Impunidade em morte de agricultor motiva cobranças por justiça
Notícias da Assembleia. Justiça pelo assassinato de um trabalhador rural na região do Rio Doce e o fim da impunidade no campo. Essas foram as principais reivindicações feitas na audiência pública realizada pelas Comissões de Trabalho e Direitos Humanos da Assembleia Legislativa de Minas. Familiares e movimentos sociais cobraram respostas para crimes que se arrastam há anos sem solução no estado. O debate foi motivado pela morte de Magno Antônio de França, conhecido como Bala, um trabalhador rural, ex-vereador e presidente do PT em São Geraldo da Piedade, na região do Rio Doce, assassinado aos 48 anos em 9 de março de 2025.
O crime aconteceu durante a madrugada em uma estrada rural do povoado de Córrego Taquaraçu. Ele foi morto com 4 tiros na cabeça quando ia para o trabalho. Depois de mais de um ano, o caso permanece sem solução. Familiares e líderes locais denunciam lentidão nas investigações. A presidenta do PT de São Geraldo da Piedade, Ana Farias, afirmou que a comunidade vive sob medo e que a família de Magno ainda aguarda etapas básicas, como o exame na arma apreendida.
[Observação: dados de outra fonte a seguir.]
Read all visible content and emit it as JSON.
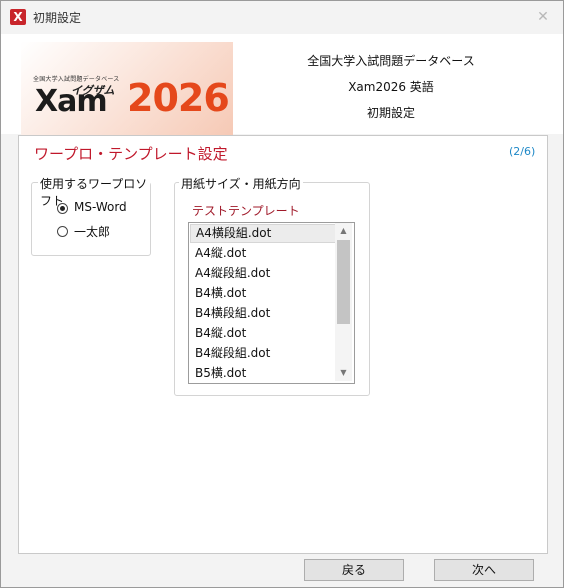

Causa na gente uma profunda preocupação, principalmente que até o momento não houve aí um exame balístico da arma apreendida. Da mesma forma, gente, não houve as oitivas, né, que a gente gostaria que tivesse acontecido. Então a gente espera mais respostas das autoridades investigativas.
O deputado Betão, do PT, presidente da Comissão do Trabalho, reforçou que o caso não é isolado, citou outras mortes e dados da Pastoral da Terra para mostrar que o número de assassinatos no campo dobrou no último ano.
Só em 2025 foram registrados 1.593 conflitos no campo e o número de assassinatos dobrou em relação ao ano anterior, passando de 13 para 26 mortes. Então, a comissão busca agora acompanhar o andamento das investigações, cobrar respostas da Polícia Civil, Ministério Público e Poder Judiciário, identificar falhas institucionais, fortalecer mecanismos de proteção a lideranças rurais e testemunhas, dos familiares das vítimas. A principal cobrança dessa audiência para mim é romper esse ciclo histórico, né, de violência e impunidade no campo aqui em Minas Gerais.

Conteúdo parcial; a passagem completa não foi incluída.